Scenario 1 is the least problematic in terms of overall replication availability. Although users accessing the data from the Subscriber are affected, the processes driving replication are still intact. This does become a problem, however, is if this database also publishes data elsewhere. This underscores the point that the more complex your replication configuration, the more it affects any disaster recovery planning that involves replication.

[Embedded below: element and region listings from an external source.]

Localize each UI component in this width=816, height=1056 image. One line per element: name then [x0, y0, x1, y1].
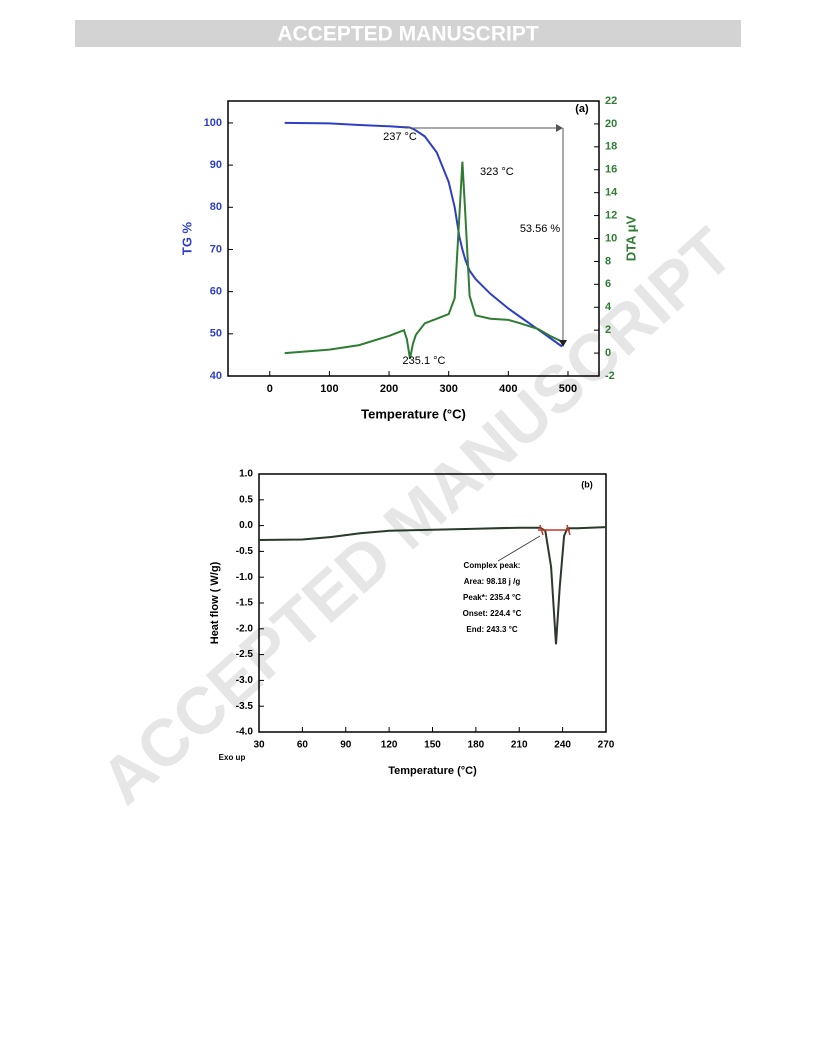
header: ACCEPTED MANUSCRIPT	[277, 23, 539, 46]
y2-tick-label: -2	[605, 370, 615, 382]
pointer	[497, 535, 541, 562]
y-tick-label: -0.5	[236, 546, 254, 557]
watermark: ACCEPTED MANUSCRIPT	[86, 214, 746, 819]
y-tick-label: -3.0	[236, 675, 254, 686]
annotation: End: 243.3 °C	[466, 625, 517, 634]
y-axis-label: Heat flow ( W/g)	[209, 561, 221, 644]
y-tick-label: 0.0	[239, 520, 253, 531]
y2-tick-label: 20	[605, 118, 617, 130]
y2-tick-label: 0	[605, 347, 611, 359]
annotation: (b)	[581, 479, 593, 489]
annotation: Area: 98.18 j /g	[464, 577, 521, 586]
y2-tick-label: 18	[605, 141, 617, 153]
annotation: 53.56 %	[520, 223, 561, 235]
y2-tick-label: 2	[605, 324, 611, 336]
y2-tick-label: 6	[605, 278, 611, 290]
baseline-marker	[539, 524, 544, 536]
annotation: Peak*: 235.4 °C	[463, 593, 521, 602]
annotation: Complex peak:	[464, 561, 521, 570]
x-tick-label: 300	[440, 383, 458, 395]
y-tick-label: -3.5	[236, 701, 254, 712]
x-tick-label: 150	[424, 740, 441, 751]
x-tick-label: 500	[559, 383, 577, 395]
x-axis-label: Temperature (°C)	[388, 765, 477, 777]
annotation: Onset: 224.4 °C	[463, 609, 522, 618]
x-tick-label: 100	[320, 383, 338, 395]
x-tick-label: 30	[253, 740, 265, 751]
annotation: 323 °C	[480, 166, 514, 178]
y-tick-label: 70	[210, 243, 222, 255]
y-tick-label: 80	[210, 201, 222, 213]
data-line	[284, 121, 563, 348]
y-axis-label: TG %	[179, 221, 194, 255]
annotation: Exo up	[219, 753, 246, 762]
x-axis-label: Temperature (°C)	[361, 406, 466, 421]
y2-tick-label: 14	[605, 187, 618, 199]
y-tick-label: -2.5	[236, 649, 254, 660]
x-tick-label: 90	[340, 740, 352, 751]
y-tick-label: 50	[210, 328, 222, 340]
x-tick-label: 240	[554, 740, 571, 751]
y-tick-label: -4.0	[236, 727, 254, 738]
y-tick-label: 1.0	[239, 469, 253, 480]
x-tick-label: 200	[380, 383, 398, 395]
y-tick-label: 60	[210, 286, 222, 298]
header-bar	[75, 20, 741, 47]
x-tick-label: 60	[297, 740, 309, 751]
y2-tick-label: 16	[605, 164, 617, 176]
y-tick-label: 0.5	[239, 494, 253, 505]
arrow-head	[559, 340, 567, 347]
y2-tick-label: 4	[605, 301, 612, 313]
annotation: (a)	[575, 103, 589, 115]
y-tick-label: -1.5	[236, 598, 254, 609]
x-tick-label: 400	[499, 383, 517, 395]
annotation: 235.1 °C	[403, 355, 446, 367]
x-tick-label: 0	[267, 383, 273, 395]
y-tick-label: 90	[210, 159, 222, 171]
data-line	[284, 161, 563, 359]
y2-tick-label: 8	[605, 255, 611, 267]
y2-axis-label: DTA μV	[623, 215, 638, 261]
x-tick-label: 120	[381, 740, 398, 751]
x-tick-label: 210	[511, 740, 528, 751]
y2-tick-label: 22	[605, 95, 617, 107]
x-tick-label: 180	[468, 740, 485, 751]
y-tick-label: -2.0	[236, 623, 254, 634]
y2-tick-label: 12	[605, 209, 617, 221]
arrow-head	[556, 124, 563, 132]
y-tick-label: 100	[204, 117, 222, 129]
y-tick-label: -1.0	[236, 572, 254, 583]
y-tick-label: 40	[210, 370, 222, 382]
x-tick-label: 270	[598, 740, 615, 751]
y2-tick-label: 10	[605, 232, 617, 244]
baseline-marker	[566, 524, 571, 536]
annotation: 237 °C	[383, 131, 417, 143]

When you restore the Subscriber database to the last good backup, assuming the database backup is made after replication was configured and contains the replication tables, you might not have to reinitialize the subscription. If possible, the subscription resynchronizes the data without requiring a reinitialization; however, you need to reinitialize the subscription if the data required to bring the Subscriber up to date has been cleaned up.

Note

This scenario obviously works with merge and transactional replication. Snapshot replication is a complete snapshot of your data (there is no way to do a differential snapshot like a differential backup), so modifying your replication settings if you are sending out all of your data each time makes no sense.

Scenarios 2 and 4

If you are using transactional replication and specify sync with backup on both the Publisher and Distributor, you can restore the Publisher or Distributor to the same point. If you are using merge replication and want to restore a Publisher, you have a few options. You could reinitialize all subscriptions with the restored publication database, but you might lose data at a Subscriber that was updated. You could also synchronize the Publisher with another database so it is fully in sync. If you choose the latter option, you must synchronize with a Subscriber that has a global subscription. If you use a Subscriber with anonymous subscriptions, it will not have enough meta data to apply the changes to the production database.

Scenario 3

If you lose both the Distributor and the Subscriber databases at the same time, the procedures outlined for Scenario 1 and Scenario 2 apply in most cases. Merge replication and queued are exceptions.

Scenario 5

If you lose both the publication and the subscription database at the same time, the procedures outlined for Scenarios 1 and 3 apply.

Scenario 6

This can happen if the Distributor is local (that is, the Publisher and Distributor are running on the same server). In this case, the Publisher and Distributor databases can be restored as outlined in Scenarios 2 and 4.

Scenario 7

This is the absolute worst-case scenario, in which every participating server is down for something other than a temporary reason. However, if the servers are genuinely damaged (for example, the datacenter burned down), you will be relying on the restore steps outlined for Scenarios 1, 2, and 4 to get your replication environment up and running again.